It was about a month ago now that we thought we would check out the Jawbone Reserve Walking Trail. We started the day taking a train from Ringwood Station to Williamstown Beach Station and from there, walked a mere 10 minutes until we arrived at the start of the trail. The first couple of kilometres of walking were rather pleasant and quiet, except for the restless bike riders racing past us of whom we had to be forever mindful. As we casually and quietly walked along, we discovered a quiet walking trail away from the bustle and had a chance to take in the scenery and enjoy the slow pace; finally arriving at this secluded spot at the 'jawbone'. That is, the land is shaped as such, as it juts out into the bay. My daughter took the trail to the lookout, where marshlands and interesting sights could be observed. Meanwhile, we sat and nibbled on the edible flesh of native noon flowers which are sweetly delicious. Absolute bliss - I could have sat here for some time with a sketch book and water colours.
An information board given the tick of approval by the locals.
A little further on, and to our delight we arrived at a lagoon where a number of species of water birds were to be seen.
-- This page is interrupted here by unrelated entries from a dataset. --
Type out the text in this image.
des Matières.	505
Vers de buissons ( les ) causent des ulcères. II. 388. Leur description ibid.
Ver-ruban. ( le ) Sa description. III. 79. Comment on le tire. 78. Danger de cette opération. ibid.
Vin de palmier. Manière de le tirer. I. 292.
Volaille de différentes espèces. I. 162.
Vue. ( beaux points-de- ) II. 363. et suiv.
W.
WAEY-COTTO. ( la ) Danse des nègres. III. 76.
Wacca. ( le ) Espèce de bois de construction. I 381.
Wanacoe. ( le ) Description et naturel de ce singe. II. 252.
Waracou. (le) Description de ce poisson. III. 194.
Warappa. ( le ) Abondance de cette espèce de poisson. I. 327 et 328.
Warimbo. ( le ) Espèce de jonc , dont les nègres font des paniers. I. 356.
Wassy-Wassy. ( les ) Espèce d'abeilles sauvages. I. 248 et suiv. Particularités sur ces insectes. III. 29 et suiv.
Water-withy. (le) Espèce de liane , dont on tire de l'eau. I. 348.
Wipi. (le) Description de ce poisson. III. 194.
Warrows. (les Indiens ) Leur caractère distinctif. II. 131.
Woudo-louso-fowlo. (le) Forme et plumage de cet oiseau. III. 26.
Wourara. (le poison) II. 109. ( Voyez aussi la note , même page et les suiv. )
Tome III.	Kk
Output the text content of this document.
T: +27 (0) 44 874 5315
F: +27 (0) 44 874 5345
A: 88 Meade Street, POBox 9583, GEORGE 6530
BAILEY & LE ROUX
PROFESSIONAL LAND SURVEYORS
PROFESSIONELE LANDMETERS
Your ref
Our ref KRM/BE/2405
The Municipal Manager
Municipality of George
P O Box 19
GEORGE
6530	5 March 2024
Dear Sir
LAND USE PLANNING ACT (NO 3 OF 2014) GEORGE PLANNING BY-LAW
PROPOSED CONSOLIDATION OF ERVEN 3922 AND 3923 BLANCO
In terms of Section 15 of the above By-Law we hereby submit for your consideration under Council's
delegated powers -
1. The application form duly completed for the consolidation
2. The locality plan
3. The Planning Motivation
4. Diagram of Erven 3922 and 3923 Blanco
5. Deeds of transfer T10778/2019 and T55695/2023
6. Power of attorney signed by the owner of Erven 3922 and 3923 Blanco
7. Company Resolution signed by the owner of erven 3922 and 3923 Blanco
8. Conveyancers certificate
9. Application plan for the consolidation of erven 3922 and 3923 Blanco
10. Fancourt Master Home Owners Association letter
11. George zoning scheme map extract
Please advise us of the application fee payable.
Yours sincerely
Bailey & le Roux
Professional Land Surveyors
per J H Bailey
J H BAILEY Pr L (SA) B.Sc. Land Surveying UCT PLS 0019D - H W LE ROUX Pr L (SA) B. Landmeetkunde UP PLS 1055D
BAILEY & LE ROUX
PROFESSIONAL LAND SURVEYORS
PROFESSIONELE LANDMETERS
Most prominently , the Black Swan, which approached us without too much hesitation, obviously quite accustomed to visitors and the possibility of titbits. (of which we definitely don't condone) rather a beautiful sanctuary for these creatures and yet on the horizon ugly forefronts of homes encroaching the reserve with their dominating presence and therefore spoiling the view. One is forever reminded that monetary gain wins the day.
Australian Black Swan
Various water birds enjoying the warmth of the sun. Among them, Whiskered Terns and Black Winged Stilts.
View through the bird hide. Not sure how functional this was due to the positioning. Made a nice shot though.
More walking, and we came across a long stretch of boathouses, some of which looked as though they hadn't been tended to for some time!
All rather interesting, as we made our way to the dilapidated jetties, an enticing view confronted us of Altona Park shoreline on the other side, which made me want to jump in and swim to the sandy beach yonder. ....and I'm sorry to say, this is when the camera battery closed down. I'm afraid the following photos were taken with an ipod which had to suffice.
Some 4 hours later we arrived at Doggy Beach Altona. A beach named for the fact that dogs are allowed to run back and forth off-leash along this beach with their proud owners. Meanwhile, back at Jawbone Reserve , some 5 kms away, flora and fauna is passionately being monitored and protected by environmental groups and generous volunteers. Aghast.
We finally arrived at our destination, Altona Beach, some four hours later after an 8+ km walk. Pretty tired by now but pleasantly satisfied after our day out. We treated ourselves to icecream and a stroke of luck - rather superior hot chips before heading back home by train from Altona Station.